Os enfrentamentos de grupos rivais e o tráfico de drogas são considerados pela polícia como as principais motivações de homicídios. Apesar de o município ter sofrido uma suave queda nas mortes violentas em 2015, quando a Tribuna contabilizou 131 óbitos, contra 141 em 2014 e 139 em 2013, a escalada da violência continua. Execuções em vias públicas, infelizmente, já fazem parte da rotina de alguns bairros. Dos 88 homicídios este ano,16 aconteceram na Zona Sudeste, mesma região onde os irmãos foram mortos, e uma das áreas consideradas mais violentas, ao lado da Leste e Norte. Dos 16 casos, cinco ocorreram na Vila Olavo Costa.
Conforme o tenente Ruanlemberg, a prevenção tem sido realizada. “Temos um portfólio preventivo muito grande. Agimos, por exemplo, com a Patrulha de Prevenção à Violência Doméstica, com uma equipe de policiais fazendo visitas frequentes às vítimas. Temos o Programa de Resistência às Drogas (Proerd), para tentar ensinar às crianças que o caminho das drogas é um caminho ruim. Atualmente estamos fazendo ocupação na região da Vila Alpina e São Benedito, na Zona Leste, local crítico de tráfico de drogas. Viaturas preventivas estão atuando na região, tentando identificar os cidadãos infratores, para evitar os crimes.”

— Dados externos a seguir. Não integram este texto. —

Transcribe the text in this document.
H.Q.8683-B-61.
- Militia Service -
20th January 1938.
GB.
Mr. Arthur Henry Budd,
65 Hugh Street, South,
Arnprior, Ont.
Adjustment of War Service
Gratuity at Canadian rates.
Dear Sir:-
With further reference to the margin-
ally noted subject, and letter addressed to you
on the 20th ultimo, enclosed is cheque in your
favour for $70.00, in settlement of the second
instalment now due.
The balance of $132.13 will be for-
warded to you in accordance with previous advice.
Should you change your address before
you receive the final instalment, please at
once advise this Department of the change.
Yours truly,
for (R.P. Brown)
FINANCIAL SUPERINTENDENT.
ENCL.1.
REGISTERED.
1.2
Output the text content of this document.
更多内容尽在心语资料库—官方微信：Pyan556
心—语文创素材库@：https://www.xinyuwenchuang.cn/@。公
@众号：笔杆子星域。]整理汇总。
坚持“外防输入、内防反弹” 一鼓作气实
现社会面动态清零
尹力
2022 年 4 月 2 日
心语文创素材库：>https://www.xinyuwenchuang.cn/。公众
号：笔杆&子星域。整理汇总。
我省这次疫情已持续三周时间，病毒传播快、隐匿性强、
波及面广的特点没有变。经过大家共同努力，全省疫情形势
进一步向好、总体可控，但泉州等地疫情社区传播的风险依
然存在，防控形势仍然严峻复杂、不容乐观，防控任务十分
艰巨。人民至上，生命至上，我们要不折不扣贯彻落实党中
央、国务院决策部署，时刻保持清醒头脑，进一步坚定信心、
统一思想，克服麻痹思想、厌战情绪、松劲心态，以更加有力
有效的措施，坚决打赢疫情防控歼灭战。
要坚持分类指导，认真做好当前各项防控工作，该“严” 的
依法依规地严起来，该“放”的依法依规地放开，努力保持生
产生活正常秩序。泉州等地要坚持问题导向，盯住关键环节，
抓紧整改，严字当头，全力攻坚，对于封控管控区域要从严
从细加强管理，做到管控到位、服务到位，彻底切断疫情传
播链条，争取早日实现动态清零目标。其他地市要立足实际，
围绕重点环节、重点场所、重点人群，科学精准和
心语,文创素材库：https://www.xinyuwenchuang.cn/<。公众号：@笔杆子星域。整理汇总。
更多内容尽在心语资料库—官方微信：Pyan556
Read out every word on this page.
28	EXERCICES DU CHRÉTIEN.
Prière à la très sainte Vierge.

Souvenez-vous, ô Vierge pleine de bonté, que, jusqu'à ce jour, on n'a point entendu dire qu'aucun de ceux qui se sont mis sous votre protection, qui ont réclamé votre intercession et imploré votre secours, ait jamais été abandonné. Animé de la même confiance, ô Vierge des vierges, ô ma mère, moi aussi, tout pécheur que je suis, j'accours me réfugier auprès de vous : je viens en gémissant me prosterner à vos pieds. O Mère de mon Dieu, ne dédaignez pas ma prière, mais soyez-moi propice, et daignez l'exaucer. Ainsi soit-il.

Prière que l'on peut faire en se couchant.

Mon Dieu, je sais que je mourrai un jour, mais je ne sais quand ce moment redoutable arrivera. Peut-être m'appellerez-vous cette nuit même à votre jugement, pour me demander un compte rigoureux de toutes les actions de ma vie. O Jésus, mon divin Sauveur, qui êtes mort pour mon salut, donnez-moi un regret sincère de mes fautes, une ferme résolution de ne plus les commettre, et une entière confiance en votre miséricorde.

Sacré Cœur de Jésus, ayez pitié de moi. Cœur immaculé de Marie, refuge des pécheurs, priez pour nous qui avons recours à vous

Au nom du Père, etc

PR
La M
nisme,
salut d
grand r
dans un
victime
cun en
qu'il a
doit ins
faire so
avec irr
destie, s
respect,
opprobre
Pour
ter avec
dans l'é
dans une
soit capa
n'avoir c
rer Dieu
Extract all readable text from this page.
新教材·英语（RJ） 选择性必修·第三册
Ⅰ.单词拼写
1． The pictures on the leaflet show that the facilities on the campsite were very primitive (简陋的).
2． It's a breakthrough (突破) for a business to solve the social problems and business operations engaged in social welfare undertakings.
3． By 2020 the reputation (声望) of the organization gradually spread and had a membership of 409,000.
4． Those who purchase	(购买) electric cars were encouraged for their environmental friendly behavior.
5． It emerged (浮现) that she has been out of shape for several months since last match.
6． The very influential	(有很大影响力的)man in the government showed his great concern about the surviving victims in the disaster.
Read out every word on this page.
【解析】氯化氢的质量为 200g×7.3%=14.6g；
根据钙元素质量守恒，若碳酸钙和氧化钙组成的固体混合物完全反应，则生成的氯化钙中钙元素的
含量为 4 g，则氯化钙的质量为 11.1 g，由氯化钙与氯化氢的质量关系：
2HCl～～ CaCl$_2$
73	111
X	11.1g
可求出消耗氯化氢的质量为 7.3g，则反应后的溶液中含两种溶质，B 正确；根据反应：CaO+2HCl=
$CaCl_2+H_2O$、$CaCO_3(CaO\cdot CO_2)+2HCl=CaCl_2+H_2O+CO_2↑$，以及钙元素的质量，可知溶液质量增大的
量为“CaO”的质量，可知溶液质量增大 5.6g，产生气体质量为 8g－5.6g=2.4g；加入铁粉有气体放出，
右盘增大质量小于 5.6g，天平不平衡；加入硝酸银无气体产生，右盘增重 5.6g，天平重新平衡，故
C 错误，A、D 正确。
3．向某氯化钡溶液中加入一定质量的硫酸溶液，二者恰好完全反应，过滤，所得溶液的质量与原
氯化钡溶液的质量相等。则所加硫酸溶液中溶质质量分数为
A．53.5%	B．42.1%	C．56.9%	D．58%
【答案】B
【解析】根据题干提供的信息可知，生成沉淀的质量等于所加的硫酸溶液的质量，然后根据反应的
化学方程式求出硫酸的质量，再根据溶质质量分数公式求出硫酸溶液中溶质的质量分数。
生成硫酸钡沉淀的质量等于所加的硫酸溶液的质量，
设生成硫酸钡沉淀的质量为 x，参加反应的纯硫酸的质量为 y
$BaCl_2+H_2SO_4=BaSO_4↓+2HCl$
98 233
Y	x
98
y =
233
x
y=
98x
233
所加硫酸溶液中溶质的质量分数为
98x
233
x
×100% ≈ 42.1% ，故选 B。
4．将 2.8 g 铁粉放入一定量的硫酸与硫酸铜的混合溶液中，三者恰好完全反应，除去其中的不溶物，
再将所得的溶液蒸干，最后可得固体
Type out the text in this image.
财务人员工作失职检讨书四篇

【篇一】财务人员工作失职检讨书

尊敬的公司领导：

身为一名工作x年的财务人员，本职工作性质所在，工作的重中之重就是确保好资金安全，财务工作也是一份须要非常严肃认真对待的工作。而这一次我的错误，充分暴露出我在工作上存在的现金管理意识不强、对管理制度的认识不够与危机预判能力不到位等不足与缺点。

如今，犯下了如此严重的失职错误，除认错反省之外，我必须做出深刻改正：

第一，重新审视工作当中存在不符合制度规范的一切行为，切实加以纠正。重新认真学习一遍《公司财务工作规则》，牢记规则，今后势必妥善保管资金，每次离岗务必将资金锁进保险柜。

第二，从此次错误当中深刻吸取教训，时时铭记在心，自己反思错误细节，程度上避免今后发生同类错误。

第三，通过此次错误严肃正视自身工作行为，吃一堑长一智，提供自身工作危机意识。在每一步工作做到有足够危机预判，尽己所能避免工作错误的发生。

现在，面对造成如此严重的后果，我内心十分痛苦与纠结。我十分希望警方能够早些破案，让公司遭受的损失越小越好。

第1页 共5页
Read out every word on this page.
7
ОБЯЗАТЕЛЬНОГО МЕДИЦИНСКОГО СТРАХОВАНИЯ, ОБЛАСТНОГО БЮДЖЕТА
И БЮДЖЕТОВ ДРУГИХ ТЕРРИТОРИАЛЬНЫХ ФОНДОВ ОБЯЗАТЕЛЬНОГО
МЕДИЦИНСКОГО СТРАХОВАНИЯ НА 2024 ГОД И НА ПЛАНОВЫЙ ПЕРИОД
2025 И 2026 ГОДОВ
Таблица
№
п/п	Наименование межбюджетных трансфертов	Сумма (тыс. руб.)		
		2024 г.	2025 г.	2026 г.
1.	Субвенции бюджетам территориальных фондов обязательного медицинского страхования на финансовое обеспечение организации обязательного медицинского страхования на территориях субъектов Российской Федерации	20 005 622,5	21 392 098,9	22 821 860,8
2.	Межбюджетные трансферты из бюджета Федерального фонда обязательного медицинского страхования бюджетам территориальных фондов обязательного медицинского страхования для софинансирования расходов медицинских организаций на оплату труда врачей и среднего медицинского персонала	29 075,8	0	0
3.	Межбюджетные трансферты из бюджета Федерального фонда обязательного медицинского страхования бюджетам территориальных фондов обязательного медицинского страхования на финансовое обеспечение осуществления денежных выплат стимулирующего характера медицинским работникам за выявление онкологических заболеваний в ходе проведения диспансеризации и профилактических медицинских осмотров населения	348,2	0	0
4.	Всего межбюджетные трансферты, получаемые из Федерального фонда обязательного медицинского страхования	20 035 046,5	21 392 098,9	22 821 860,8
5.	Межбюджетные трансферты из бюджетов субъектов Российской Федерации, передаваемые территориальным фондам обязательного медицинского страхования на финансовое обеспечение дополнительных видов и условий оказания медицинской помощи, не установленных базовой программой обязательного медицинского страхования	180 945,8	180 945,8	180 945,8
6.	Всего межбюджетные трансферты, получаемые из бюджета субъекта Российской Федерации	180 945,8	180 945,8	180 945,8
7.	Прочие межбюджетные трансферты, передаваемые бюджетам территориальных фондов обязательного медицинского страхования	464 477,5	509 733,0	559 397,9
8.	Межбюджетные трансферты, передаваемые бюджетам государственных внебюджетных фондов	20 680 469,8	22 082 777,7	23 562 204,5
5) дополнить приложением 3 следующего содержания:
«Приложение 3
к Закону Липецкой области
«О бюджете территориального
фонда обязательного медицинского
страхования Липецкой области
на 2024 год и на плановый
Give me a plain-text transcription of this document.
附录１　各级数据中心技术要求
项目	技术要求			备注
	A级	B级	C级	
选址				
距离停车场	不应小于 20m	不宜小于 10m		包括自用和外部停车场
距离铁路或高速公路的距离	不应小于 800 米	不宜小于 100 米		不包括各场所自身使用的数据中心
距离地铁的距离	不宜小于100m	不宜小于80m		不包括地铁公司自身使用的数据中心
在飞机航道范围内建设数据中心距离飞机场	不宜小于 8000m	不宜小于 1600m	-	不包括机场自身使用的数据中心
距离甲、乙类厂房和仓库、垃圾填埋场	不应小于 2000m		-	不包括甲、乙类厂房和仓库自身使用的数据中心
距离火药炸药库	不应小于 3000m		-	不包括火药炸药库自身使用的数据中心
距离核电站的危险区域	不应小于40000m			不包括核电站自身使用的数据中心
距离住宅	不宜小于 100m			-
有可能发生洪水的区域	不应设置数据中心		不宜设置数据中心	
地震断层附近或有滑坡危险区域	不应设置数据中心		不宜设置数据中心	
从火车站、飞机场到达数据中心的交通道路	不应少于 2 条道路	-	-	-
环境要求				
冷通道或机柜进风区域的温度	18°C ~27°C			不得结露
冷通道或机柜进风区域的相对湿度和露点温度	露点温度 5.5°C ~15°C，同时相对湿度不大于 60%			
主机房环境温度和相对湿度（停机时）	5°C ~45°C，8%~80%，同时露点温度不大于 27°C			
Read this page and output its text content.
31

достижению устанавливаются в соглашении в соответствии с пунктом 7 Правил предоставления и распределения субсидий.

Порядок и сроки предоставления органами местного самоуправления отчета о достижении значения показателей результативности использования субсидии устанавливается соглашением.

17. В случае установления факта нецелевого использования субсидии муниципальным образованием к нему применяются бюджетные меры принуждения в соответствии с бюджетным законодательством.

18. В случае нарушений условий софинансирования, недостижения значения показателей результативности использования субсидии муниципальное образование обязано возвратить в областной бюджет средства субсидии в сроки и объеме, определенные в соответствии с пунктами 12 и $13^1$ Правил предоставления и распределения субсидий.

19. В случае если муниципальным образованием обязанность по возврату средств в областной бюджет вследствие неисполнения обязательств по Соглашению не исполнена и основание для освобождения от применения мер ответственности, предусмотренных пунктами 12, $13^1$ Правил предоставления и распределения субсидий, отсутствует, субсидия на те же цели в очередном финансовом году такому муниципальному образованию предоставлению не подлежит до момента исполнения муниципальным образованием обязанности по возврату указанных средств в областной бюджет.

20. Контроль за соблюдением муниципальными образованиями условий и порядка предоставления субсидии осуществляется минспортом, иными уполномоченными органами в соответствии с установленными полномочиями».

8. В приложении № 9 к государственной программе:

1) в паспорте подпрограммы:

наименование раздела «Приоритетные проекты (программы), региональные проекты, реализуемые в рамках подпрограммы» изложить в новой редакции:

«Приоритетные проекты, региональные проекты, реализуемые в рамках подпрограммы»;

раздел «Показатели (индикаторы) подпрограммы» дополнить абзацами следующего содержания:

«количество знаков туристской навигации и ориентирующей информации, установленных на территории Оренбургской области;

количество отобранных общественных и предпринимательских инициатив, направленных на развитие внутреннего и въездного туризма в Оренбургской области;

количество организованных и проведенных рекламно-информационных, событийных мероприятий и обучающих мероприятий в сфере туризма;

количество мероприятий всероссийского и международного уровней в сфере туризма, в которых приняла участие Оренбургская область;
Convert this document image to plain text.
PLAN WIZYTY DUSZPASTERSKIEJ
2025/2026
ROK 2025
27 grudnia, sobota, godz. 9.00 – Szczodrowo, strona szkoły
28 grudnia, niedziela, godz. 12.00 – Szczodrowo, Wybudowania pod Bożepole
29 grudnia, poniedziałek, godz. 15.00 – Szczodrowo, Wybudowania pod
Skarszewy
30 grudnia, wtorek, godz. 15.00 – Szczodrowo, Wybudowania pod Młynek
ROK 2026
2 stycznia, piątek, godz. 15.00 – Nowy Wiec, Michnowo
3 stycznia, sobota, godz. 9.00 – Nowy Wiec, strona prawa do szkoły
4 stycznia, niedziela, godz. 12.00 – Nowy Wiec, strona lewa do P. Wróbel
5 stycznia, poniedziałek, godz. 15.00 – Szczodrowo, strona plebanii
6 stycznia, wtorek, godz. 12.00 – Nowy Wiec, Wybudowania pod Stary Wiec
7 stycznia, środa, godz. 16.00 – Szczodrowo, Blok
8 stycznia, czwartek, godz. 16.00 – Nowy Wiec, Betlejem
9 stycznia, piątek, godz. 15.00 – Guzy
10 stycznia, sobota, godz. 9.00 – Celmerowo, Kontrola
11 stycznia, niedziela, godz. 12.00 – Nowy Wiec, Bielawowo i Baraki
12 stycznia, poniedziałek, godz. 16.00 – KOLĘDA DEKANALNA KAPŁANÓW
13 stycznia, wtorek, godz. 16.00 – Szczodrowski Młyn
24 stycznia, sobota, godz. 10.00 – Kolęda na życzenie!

O crescimento dos assassinatos este ano coincide com a redução de delegados na Especializada de Homicídios. Pouco tempo depois do afastamento de Rodrigo Rolli, no início de abril, devido à sua candidatura ao Legislativo Municipal, e do deslocamento de Carlos Eduardo Rodrigues para outra delegacia, o titular José Márcio de Almeida Lopes passou a responder sozinho pela especializada, que também teria sofrido baixa de outras funções, como de investigadores.
Investigações intensificadas
De acordo com a delegada regional de Juiz de Fora, Patrícia Ribeiro, a Polícia Civil tem intensificado o serviço de investigação dos crimes violentos, inclusive, com forças-tarefas integradas e “trabalhando de forma enérgica para que os criminosos respondam pelos seus atos”.
Ainda segundo a Polícia Civil, o resultado de todo esse trabalho já vem sendo acompanhado pela população de Juiz de Fora com a apresentação de diversos autores e informação sobre apuração desses crimes. “Trabalhamos com um alto índice de apuração de homicídios tentados e consumados e com respostas rápidas, inclusive com prisões em flagrante dos autores”, assegurou o delegado de Homicídios, José Márcio.